To house this diverse material Steiner has devised a new theoretical model of his own. Understandably dissatisfied with the traditional triads (e.g., Dryden’s metaphrase, paraphrase, imitation), he proposes a four-part structure. There is first the moment or movement of “initiative trust,” the translator’s exposed sense that there is “something there.” (He contrives to smuggle literalism into this seemingly rather vacuous category.) Second, the act of aggression into or against the original. Third, importation which brings it home into the receiving language, itself likely to be modified in the process. Fourth and most difficult, what Steiner calls restitution or reciprocal enhancement. The translator has broken into and disrupted the integrity of the original and for this he must make amends by creating a condition whereby energy flows in both directions, not merely from source to version but vice versa since translation can illuminate and enrich its original.
This is suggestive but I am not yet convinced of its general theoretical validity. It may be of value mainly to its creator, helping him to order his material. It is not clear, for one thing, how far Steiner’s fourfold represents different kinds of translation (as the ensuing analysis mainly suggests) or whether it points to theoretically discrete moments within any single act of translation. Sometimes it seems to provide little more than a new way of formulating judgments we could have reached without its aid. Thus to illustrate the concept of restitution Steiner takes some versions of the Priam/Achilles scene from Iliad 24. Chapman splendidly distorts; Hobbes is too thin; Pope has his own epic force but cannot meet Homer’s moral clarity; Lattimore, with his “peculiar cadence, part Longfellow, part Eisenhower,” persistently flattens.

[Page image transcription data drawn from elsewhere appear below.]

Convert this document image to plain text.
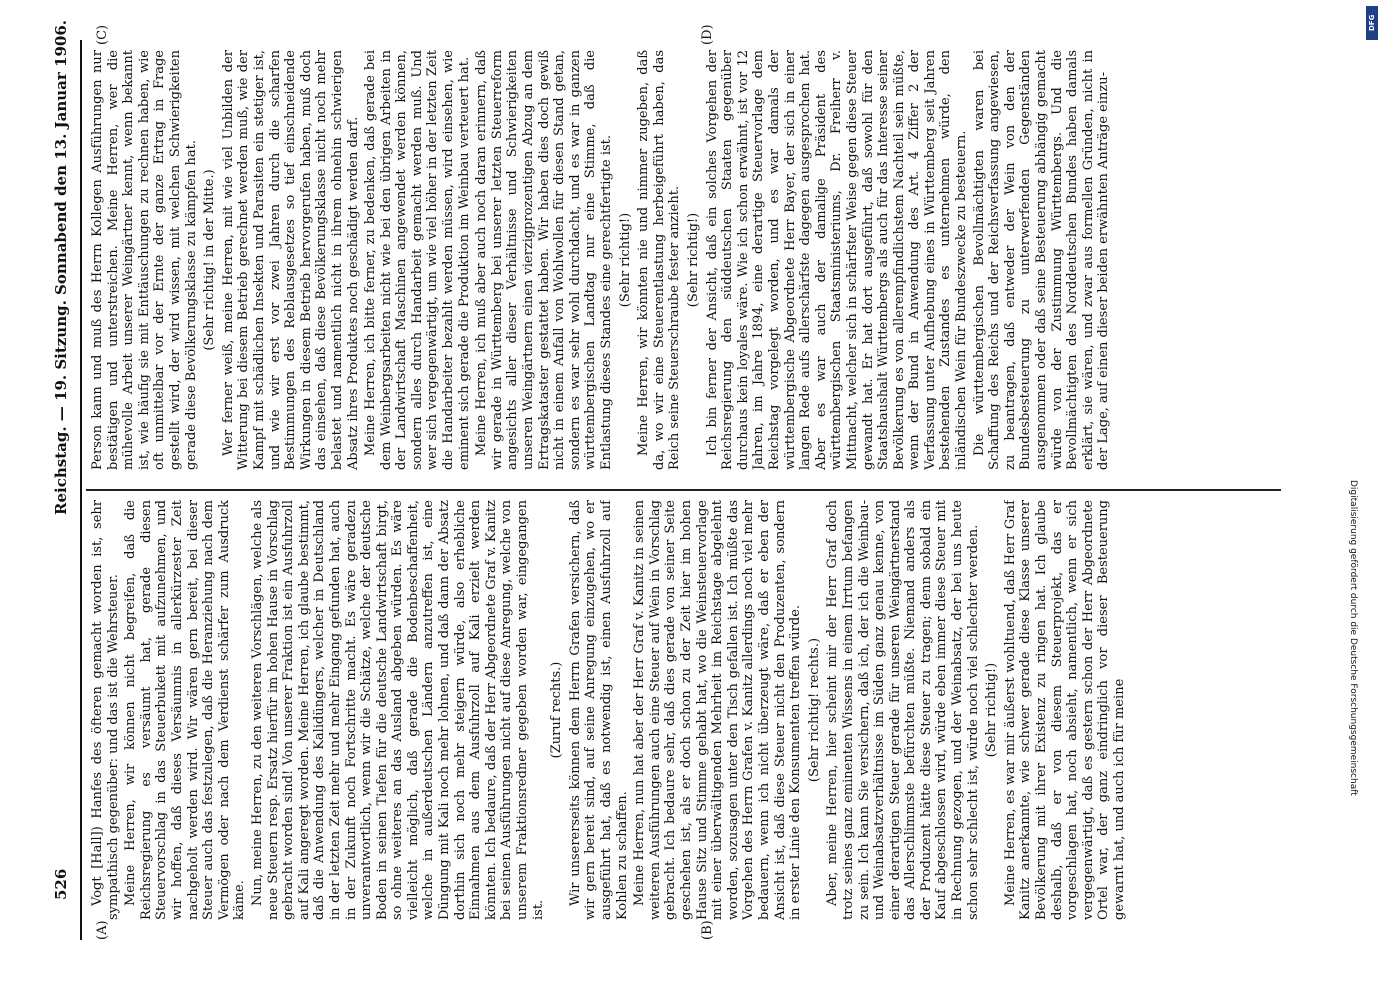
526
Reichstag. — 19. Sitzung. Sonnabend den 13. Januar 1906.
(A)	(B)
(C)	(D)

Vogt [Hall]) Hanfes des öfteren gemacht worden ist, sehr sympathisch gegenüber: und das ist die Wehrsteuer. Meine Herren, wir können nicht begreifen, daß die Reichsregierung es versäumt hat, gerade diesen Steuervorschlag in das Steuerbukett mit aufzunehmen, und wir hoffen, daß dieses Versäumnis in allerkürzester Zeit nachgeholt werden wird. Wir wären gern bereit, bei dieser Steuer auch das festzulegen, daß die Heranziehung nach dem Vermögen oder nach dem Verdienst schärfer zum Ausdruck käme. Nun, meine Herren, zu den weiteren Vorschlägen, welche als neue Steuern resp. Ersatz hierfür im hohen Hause in Vorschlag gebracht worden sind! Von unserer Fraktion ist ein Ausfuhrzoll auf Kali angeregt worden. Meine Herren, ich glaube bestimmt, daß die Anwendung des Kalidüngers, welcher in Deutschland in der letzten Zeit mehr und mehr Eingang gefunden hat, auch in der Zukunft noch Fortschritte macht. Es wäre geradezu unverantwortlich, wenn wir die Schätze, welche der deutsche Boden in seinen Tiefen für die deutsche Landwirtschaft birgt, so ohne weiteres an das Ausland abgeben würden. Es wäre vielleicht möglich, daß gerade die Bodenbeschaffenheit, welche in außerdeutschen Ländern anzutreffen ist, eine Düngung mit Kali noch mehr lohnen, und daß dann der Absatz dorthin sich noch mehr steigern würde, also erhebliche Einnahmen aus dem Ausfuhrzoll auf Kali erzielt werden könnten. Ich bedaure, daß der Herr Abgeordnete Graf v. Kanitz bei seinen Ausführungen nicht auf diese Anregung, welche von unserem Fraktionsredner gegeben worden war, eingegangen ist.

(Zuruf rechts.) Wir unsererseits können dem Herrn Grafen versichern, daß wir gern bereit sind, auf seine Anregung einzugehen, wo er ausgeführt hat, daß es notwendig ist, einen Ausfuhrzoll auf Kohlen zu schaffen. Meine Herren, nun hat aber der Herr Graf v. Kanitz in seinen weiteren Ausführungen auch eine Steuer auf Wein in Vorschlag gebracht. Ich bedaure sehr, daß dies gerade von seiner Seite geschehen ist, als er doch schon zu der Zeit hier im hohen Hause Sitz und Stimme gehabt hat, wo die Weinsteuervorlage mit einer überwältigenden Mehrheit im Reichstage abgelehnt worden, sozusagen unter den Tisch gefallen ist. Ich müßte das Vorgehen des Herrn Grafen v. Kanitz allerdings noch viel mehr bedauern, wenn ich nicht überzeugt wäre, daß er eben der Ansicht ist, daß diese Steuer nicht den Produzenten, sondern in erster Linie den Konsumenten treffen würde. (Sehr richtig! rechts.) Aber, meine Herren, hier scheint mir der Herr Graf doch trotz seines ganz eminenten Wissens in einem Irrtum befangen zu sein. Ich kann Sie versichern, daß ich, der ich die Weinbau- und Weinabsatzverhältnisse im Süden ganz genau kenne, von einer derartigen Steuer gerade für unseren Weingärtnerstand das Allerschlimmste befürchten müßte. Niemand anders als der Produzent hätte diese Steuer zu tragen; denn sobald ein Kauf abgeschlossen wird, würde eben immer diese Steuer mit in Rechnung gezogen, und der Weinabsatz, der bei uns heute schon sehr schlecht ist, würde noch viel schlechter werden. (Sehr richtig!) Meine Herren, es war mir äußerst wohltuend, daß Herr Graf Kanitz anerkannte, wie schwer gerade diese Klasse unserer Bevölkerung mit ihrer Existenz zu ringen hat. Ich glaube deshalb, daß er von diesem Steuerprojekt, das er vorgeschlagen hat, noch absieht, namentlich, wenn er sich vergegenwärtigt, daß es gestern schon der Herr Abgeordnete Ortel war, der ganz eindringlich vor dieser Besteuerung gewarnt hat, und auch ich für meine

Person kann und muß des Herrn Kollegen Ausführungen nur bestätigen und unterstreichen. Meine Herren, wer die mühevolle Arbeit unserer Weingärtner kennt, wenn bekannt ist, wie häufig sie mit Enttäuschungen zu rechnen haben, wie oft unmittelbar vor der Ernte der ganze Ertrag in Frage gestellt wird, der wird wissen, mit welchen Schwierigkeiten gerade diese Bevölkerungsklasse zu kämpfen hat. (Sehr richtig! in der Mitte.) Wer ferner weiß, meine Herren, mit wie viel Unbilden der Witterung bei diesem Betrieb gerechnet werden muß, wie der Kampf mit schädlichen Insekten und Parasiten ein stetiger ist, und wie wir erst vor zwei Jahren durch die scharfen Bestimmungen des Reblausgesetzes so tief einschneidende Wirkungen in diesem Betrieb hervorgerufen haben, muß doch das einsehen, daß diese Bevölkerungsklasse nicht noch mehr belastet und namentlich nicht in ihrem ohnehin schwierigen Absatz ihres Produktes noch geschädigt werden darf. Meine Herren, ich bitte ferner, zu bedenken, daß gerade bei dem Weinbergsarbeiten nicht wie bei den übrigen Arbeiten in der Landwirtschaft Maschinen angewendet werden können, sondern alles durch Handarbeit gemacht werden muß. Und wer sich vergegenwärtigt, um wie viel höher in der letzten Zeit die Handarbeiter bezahlt werden müssen, wird einsehen, wie eminent sich gerade die Produktion im Weinbau verteuert hat. Meine Herren, ich muß aber auch noch daran erinnern, daß wir gerade in Württemberg bei unserer letzten Steuerreform angesichts aller dieser Verhältnisse und Schwierigkeiten unseren Weingärtnern einen vierzigprozentigen Abzug an dem Ertragskataster gestattet haben. Wir haben dies doch gewiß nicht in einem Anfall von Wohlwollen für diesen Stand getan, sondern es war sehr wohl durchdacht, und es war in ganzen württembergischen Landtag nur eine Stimme, daß die Entlastung dieses Standes eine gerechtfertigte ist. (Sehr richtig!) Meine Herren, wir könnten nie und nimmer zugeben, daß da, wo wir eine Steuerentlastung herbeigeführt haben, das Reich seine Steuerschraube fester anzieht. (Sehr richtig!) Ich bin ferner der Ansicht, daß ein solches Vorgehen der Reichsregierung den süddeutschen Staaten gegenüber durchaus kein loyales wäre. Wie ich schon erwähnt, ist vor 12 Jahren, im Jahre 1894, eine derartige Steuervorlage dem Reichstag vorgelegt worden, und es war damals der württembergische Abgeordnete Herr Bayer, der sich in einer langen Rede aufs allerschärfste dagegen ausgesprochen hat. Aber es war auch der damalige Präsident des württembergischen Staatsministeriums, Dr. Freiherr v. Mittnacht, welcher sich in schärfster Weise gegen diese Steuer gewandt hat. Er hat dort ausgeführt, daß sowohl für den Staatshaushalt Württembergs als auch für das Interesse seiner Bevölkerung es von allerempfindlichstem Nachteil sein müßte, wenn der Bund in Anwendung des Art. 4 Ziffer 2 der Verfassung unter Aufhebung eines in Württemberg seit Jahren bestehenden Zustandes es unternehmen würde, den inländischen Wein für Bundeszwecke zu besteuern. Die württembergischen Bevollmächtigten waren bei Schaffung des Reichs und der Reichsverfassung angewiesen, zu beantragen, daß entweder der Wein von den der Bundesbesteuerung zu unterwerfenden Gegenständen ausgenommen oder daß seine Besteuerung abhängig gemacht würde von der Zustimmung Württembergs. Und die Bevollmächtigten des Norddeutschen Bundes haben damals erklärt, sie wären, und zwar aus formellen Gründen, nicht in der Lage, auf einen dieser beiden erwähnten Anträge einzu-

DFG
Digitalisierung gefördert durch die Deutsche Forschungsgemeinschaft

This leads to the unexceptionable conclusion that no version is “adequate to the original.” Does it help to rephrase this as “none restores the balance of equity”? I merely raise the question; the test of Steiner’s model is how it stands up to one’s own further reading in this field.
The book might have ended here but a further chapter follows that is in its way no less good. Having just brought his subject into close focus, Steiner now spreads out once more and argues that the very warp and woof of high Western culture has been composed of “translations” of a relatively few thematic constants: “Formal variation generated by, playing against an implicit constant is a central mode of Western art and letters.” The argument, of great humanistic and “comparative” interest, is conducted through a series of readings: Dryden and Pope redoing Horace; the messenger’s speech from Euripides’ Hippoly-tus refashioned (unity within variety) by Seneca and Racine; versions of pastoral lament from “Lycidas” to Auden’s elegy for Yeats. A culture, as Steiner puts it, “advances, spiralwise, via translations of its own canonic past.”
We think of Confucian China as peculiarly given to ancestor worship. And yet the West, so long as it kept its identity, was in its own way no less governed by ancestral pieties. We see this most clearly today as we prepare to abandon our stored and hoarded riches, our res, and sink back into the world mass. Should we take this step, it would carry us beyond Babel (and beyond translation), in the sense that linguistic diversity and “all the sweet remembered demarcations” (in David Jones’s phrase) would be eroded and finally lost. This would however not mean the realization, on a new ecumenical level, of the old dream of returning to the lost unison of Eden. Merely a relapse into a flattened, technologized pidgin.